Huh. Well then, I’m eager to discover from what context “I’ll burn the goddamn house up, but blow me first” might have been unfairly ripped.
Second look at Mel Gibson’s sanity?
Forensic audio and video experts examined the recordings for HollywoodLife.com and believe someone tampered with them, editing the audio, removing parts of conversation and piecing together phrases to make the recordings sound real.
“One of the things that you have to know is that nobody at this point can authenticate it’s Mel’s voice — not 100 percent,” Bonnie Fuller, editor of HollywoodLife.com, said on “Good Morning America” today. “There are words that are edited out, there are spaces, there are gaps.”
“I believe these are professionally done. I think she had help,” said forensic audio expert Arlo West. “She clearly was speaking into what we call a large diaphragm microphone. Her voice is very well engineered. She sounds great.”
She really does. Here’s the latest tape from Radar; it occurred to me after listening to the first one a few days ago that her voice sounded unusually crisp, even with the mic being on her side of the phone, but maybe it’s a little too crisp. Two issues for the cops who are combing through the tapes in hopes of using them against him, then. First, if they’ve been edited, then they’re obviously not true and correct copies and can’t be admitted. Second and more problematically, California law requires both parties’ consent before a conversation can be recorded. Is Mad Max so mad that he actually agreed to let Grigorieva tape him?

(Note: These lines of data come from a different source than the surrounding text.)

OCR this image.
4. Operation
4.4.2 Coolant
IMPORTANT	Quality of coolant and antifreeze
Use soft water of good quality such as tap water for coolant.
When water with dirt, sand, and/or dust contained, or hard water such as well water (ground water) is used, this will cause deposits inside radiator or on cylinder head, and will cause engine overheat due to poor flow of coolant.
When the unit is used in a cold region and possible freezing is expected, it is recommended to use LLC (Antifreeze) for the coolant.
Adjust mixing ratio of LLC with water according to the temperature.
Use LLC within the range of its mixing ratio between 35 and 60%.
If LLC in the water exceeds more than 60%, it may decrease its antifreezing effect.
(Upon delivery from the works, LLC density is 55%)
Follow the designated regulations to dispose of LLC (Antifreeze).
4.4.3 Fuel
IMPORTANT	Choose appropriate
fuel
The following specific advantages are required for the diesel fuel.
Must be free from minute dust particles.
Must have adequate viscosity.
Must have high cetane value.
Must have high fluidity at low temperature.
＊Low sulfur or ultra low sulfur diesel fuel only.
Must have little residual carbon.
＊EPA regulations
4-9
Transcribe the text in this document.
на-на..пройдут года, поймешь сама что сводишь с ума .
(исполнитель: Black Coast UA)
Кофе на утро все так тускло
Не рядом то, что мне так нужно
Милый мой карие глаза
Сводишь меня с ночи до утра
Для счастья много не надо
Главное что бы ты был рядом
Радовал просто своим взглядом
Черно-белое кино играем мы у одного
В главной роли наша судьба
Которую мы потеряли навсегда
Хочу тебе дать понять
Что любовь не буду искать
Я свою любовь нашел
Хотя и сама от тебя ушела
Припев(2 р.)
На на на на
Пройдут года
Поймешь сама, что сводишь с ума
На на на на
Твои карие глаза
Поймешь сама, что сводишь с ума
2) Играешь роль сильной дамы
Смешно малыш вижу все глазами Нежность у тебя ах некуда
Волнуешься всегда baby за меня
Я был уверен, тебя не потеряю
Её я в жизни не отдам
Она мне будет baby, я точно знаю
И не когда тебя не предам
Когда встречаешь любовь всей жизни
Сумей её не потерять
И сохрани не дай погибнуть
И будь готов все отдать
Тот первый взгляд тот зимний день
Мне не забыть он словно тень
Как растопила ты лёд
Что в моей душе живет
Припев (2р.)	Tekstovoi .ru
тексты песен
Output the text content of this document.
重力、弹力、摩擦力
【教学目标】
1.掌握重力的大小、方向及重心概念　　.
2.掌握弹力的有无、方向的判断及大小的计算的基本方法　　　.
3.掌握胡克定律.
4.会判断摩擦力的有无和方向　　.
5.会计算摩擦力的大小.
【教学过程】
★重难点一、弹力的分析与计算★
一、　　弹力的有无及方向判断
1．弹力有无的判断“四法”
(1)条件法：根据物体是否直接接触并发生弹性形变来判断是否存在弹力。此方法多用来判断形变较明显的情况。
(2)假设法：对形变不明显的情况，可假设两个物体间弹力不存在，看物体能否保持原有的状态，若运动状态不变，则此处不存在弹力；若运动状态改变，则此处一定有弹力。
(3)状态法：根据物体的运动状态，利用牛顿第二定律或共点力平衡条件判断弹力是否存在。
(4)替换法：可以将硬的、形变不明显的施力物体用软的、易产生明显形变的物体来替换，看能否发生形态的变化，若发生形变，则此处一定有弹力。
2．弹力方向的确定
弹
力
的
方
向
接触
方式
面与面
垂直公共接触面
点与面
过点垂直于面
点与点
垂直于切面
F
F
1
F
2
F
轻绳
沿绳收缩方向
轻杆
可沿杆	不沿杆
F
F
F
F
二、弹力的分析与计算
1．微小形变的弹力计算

If you missed it in Headlines, this Time mag piece on therapists’ reaction to audio of the calls is grimly fascinating. Most of them aren’t surprised, but one worries that this degree of rage is “dangerous” and “not typical” and another says, “I’ll bet every penny I’ve ever made that he was abusive in all his previous relationships.” For what it’s worth, according to Mel’s ex, she’d lose that bet. Exit question: Is this pushback about the tapes being doctored really just Mel’s way of planting a tiny enough seed of doubt in the public’s mind to save his career? E.g., “Honey, I don’t want to see the new Mel Gibson movie. Didn’t you hear those tapes?” “But baby — he says the tapes were doctored.”